Equality in health and nutrition, equal access to water and to a livelihood that satisfies the basic requirements of subsistence, equal rights to a home and to a place in school — these basic needs, no less than the right to vote, may now legitimately be placed before South African courts.
These rights are protected by international human rights norms; international human rights norms are expressly incorporated into the interpretation of the interim South African constitution. The goal of meeting basic human needs should therefore have a clear constitutional status in South Africa now.
Unequal access to, and indirect discrimination in the provision of, basic goods should now be viewed not only as a cause for eloquent political handwringing, but also as a matter for constitutional litigation.
The equality clause of the interim constitution outlaws “indirect” discrimination and thus arguably provides sufficient room for a humane and proactive Constitutional Court to review the racially skewed provision of basic necessities in many areas of South African life.
Alternatively, like the Indian Supreme Court, South Africa’s tribunal might interpret the interim document’s “right to life” and human dignity in a way that recognises social and economic rights.
Yet these vital social and economic rights should not be left to the vagaries of imaginative legal interpretation. The final document should more explicitly entrench these basic rights, lest they slip from view as powerful interests clamour for a selectively strict monetary policy, for privatisation, and for the disembowelling of the reconstruction and development programme’s projected investments in human capital. The Interim Constitution recognises children’s rights to nutrition, a massive concession by Kempton Park negotiators to second generation rights. The principle has therefore been conceded. It must now apply to all citizens.

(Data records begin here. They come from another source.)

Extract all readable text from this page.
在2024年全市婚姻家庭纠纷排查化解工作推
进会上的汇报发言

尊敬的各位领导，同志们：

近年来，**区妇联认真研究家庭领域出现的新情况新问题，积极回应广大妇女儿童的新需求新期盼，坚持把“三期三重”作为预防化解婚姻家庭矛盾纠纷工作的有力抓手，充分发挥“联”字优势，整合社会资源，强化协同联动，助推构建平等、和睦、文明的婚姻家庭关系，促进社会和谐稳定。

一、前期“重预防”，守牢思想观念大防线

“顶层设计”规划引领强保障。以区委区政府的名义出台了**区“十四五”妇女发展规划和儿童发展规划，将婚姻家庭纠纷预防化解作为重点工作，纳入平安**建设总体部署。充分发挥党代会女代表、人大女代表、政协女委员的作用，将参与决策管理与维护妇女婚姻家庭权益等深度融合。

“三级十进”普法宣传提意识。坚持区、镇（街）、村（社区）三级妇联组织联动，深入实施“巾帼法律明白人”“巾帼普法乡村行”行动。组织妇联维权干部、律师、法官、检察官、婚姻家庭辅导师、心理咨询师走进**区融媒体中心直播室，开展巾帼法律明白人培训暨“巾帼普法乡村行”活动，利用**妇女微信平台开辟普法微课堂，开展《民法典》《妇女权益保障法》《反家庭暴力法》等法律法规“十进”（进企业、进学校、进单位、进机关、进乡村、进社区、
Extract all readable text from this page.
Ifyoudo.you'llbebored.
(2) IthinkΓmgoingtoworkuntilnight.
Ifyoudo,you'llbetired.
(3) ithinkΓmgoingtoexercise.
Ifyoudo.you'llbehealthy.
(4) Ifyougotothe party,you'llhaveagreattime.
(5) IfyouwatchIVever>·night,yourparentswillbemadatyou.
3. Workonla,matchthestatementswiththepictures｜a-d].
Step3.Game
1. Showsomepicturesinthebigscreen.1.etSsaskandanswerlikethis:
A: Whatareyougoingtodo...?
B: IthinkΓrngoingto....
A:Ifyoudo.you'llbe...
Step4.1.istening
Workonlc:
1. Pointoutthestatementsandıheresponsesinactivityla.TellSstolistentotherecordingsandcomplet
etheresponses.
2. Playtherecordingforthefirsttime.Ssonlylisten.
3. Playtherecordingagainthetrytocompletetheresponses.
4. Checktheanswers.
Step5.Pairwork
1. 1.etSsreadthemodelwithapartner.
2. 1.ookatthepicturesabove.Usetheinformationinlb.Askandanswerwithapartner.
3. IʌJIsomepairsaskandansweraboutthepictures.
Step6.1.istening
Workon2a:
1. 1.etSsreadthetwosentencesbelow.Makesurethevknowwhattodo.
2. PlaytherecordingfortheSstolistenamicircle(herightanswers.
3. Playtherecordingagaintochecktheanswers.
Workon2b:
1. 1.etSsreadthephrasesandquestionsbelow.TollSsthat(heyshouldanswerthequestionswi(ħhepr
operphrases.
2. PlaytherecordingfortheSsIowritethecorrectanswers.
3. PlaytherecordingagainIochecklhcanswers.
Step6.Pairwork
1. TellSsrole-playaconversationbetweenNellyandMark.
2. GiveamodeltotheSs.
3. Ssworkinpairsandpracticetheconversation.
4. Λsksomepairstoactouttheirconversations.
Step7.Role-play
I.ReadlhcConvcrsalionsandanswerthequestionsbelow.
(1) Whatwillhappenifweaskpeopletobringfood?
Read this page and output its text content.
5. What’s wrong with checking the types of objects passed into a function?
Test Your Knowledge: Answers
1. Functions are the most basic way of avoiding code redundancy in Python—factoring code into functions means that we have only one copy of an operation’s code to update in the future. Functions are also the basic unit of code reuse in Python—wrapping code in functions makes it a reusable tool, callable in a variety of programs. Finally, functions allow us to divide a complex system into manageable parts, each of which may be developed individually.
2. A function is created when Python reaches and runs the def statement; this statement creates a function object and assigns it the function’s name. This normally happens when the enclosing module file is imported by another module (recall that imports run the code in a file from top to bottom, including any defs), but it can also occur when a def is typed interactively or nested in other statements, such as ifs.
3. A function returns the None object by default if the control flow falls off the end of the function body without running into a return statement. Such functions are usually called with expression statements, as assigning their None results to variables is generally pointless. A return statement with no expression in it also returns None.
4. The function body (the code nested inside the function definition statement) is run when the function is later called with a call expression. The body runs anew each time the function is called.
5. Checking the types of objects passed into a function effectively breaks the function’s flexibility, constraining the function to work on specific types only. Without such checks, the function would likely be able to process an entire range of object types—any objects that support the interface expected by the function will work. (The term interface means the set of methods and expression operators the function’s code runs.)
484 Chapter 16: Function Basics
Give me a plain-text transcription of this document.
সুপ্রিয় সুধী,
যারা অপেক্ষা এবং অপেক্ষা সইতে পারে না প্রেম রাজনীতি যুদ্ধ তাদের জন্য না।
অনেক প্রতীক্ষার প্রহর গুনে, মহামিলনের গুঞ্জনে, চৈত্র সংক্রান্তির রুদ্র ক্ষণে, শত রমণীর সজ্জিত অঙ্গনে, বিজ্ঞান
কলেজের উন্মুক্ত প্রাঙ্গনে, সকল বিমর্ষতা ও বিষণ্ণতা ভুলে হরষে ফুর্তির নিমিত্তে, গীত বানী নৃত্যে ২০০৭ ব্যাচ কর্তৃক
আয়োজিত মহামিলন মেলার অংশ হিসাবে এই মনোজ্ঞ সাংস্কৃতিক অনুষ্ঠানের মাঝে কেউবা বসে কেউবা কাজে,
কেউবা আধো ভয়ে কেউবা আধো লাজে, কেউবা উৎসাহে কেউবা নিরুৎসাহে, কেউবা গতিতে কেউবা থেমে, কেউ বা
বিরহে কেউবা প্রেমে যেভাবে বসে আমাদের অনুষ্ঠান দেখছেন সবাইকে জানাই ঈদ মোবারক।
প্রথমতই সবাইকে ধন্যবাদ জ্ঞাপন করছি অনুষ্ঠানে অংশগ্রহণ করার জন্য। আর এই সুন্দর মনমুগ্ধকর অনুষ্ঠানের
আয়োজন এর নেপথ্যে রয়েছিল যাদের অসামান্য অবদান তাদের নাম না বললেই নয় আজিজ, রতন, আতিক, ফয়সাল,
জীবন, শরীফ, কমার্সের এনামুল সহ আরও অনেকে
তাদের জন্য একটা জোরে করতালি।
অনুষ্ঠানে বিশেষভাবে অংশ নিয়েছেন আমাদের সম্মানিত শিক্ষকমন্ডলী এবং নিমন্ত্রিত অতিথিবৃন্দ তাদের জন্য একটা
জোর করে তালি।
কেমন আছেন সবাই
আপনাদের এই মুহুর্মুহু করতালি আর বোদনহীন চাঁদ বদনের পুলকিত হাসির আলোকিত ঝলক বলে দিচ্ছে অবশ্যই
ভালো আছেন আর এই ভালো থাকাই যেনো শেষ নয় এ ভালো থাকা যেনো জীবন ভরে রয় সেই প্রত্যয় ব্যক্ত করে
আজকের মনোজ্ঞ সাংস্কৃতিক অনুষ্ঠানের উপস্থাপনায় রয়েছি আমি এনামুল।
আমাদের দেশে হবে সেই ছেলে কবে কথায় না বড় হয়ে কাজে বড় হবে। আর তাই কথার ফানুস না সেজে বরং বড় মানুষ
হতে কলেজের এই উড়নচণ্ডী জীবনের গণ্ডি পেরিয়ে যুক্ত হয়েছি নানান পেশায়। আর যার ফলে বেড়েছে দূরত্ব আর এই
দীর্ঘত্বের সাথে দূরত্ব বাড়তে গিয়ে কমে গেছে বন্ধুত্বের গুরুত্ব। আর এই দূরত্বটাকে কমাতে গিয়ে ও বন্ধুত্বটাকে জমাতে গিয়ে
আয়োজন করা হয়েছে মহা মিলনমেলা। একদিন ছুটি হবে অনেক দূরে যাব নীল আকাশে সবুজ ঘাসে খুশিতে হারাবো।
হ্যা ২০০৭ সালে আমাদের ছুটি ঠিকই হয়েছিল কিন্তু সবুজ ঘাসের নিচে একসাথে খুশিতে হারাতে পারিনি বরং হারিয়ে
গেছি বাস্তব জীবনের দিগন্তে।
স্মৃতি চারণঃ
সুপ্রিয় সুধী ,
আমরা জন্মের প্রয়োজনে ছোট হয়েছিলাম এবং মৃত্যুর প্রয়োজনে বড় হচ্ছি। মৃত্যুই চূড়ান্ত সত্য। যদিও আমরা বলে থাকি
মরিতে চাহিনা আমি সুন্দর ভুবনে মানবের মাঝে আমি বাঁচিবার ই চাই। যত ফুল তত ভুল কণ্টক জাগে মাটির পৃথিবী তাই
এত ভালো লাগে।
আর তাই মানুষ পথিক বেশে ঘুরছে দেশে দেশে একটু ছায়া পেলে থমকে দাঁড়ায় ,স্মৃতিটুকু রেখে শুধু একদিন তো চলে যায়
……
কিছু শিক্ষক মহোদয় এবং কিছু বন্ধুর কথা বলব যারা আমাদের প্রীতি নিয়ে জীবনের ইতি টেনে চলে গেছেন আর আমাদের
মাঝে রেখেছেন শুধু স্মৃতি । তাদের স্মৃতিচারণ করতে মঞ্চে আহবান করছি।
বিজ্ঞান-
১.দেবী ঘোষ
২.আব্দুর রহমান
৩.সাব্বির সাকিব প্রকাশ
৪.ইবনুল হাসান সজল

Every significant fundamental rights instrument since the 1948 Universal Declaration of Human Rights speaks of the indivisibility of two sets of rights: civil and political rights on the one hand, economic and social rights on the other. Yet some legal theorists continue to treat economic and social rights as a second-class category of rights.
The materially secure women and men who populate the legal profession often appear to think that economic and social rights belong to the category of charity and consensus, rather than that of enforceable legal rights.
For instance, the US constitution provides a fundamental right to bear arms to protect one’s self and home, but no enforceable right to a home itself. By contrast South Africa’s interim document, potentially the most humane constitution in the world, offers a chance to reverse this kind of anomaly.
Job security, a reliable and unpolluted supply of water, an environment that is cleaned up at the expense of those who profit through dirtying it — these are not just nice things, they are fundamental rights and should be constitutional ones.
This idea of constitutional rights challenges an unattractive and bureaucratic vision, now being promoted in South Africa, of what the new constitution and the new Constitutional Court, should be. In this bureaucratic picture, the lawyers of the future must essentially resemble the lawyers of our past. The legal rights of the future must look like the familiar legal rights of the past — the only new thing is that now more people (black ones) are to have formal access to these old kinds of rights.
However, constitutional rights are not simply about what people can do to each other, or about what the state can do to its citizens. Constitutions also regulate what the state must do for its citizens.
Our new court must tell us what it would be illegal for our new state to overlook, must tell us to whose aid the new state must speed. The new court must outlaw unconscionable governmental omissions. Our new constitutional jurisprudence must deny that political freedom can exist within economic misery, must insist that the right to speech is effectively muted without a right to education.
South Africa has the chance to avoid the mistakes of the world’s older and flawed constitutions. Our new court must safeguard positive liberties.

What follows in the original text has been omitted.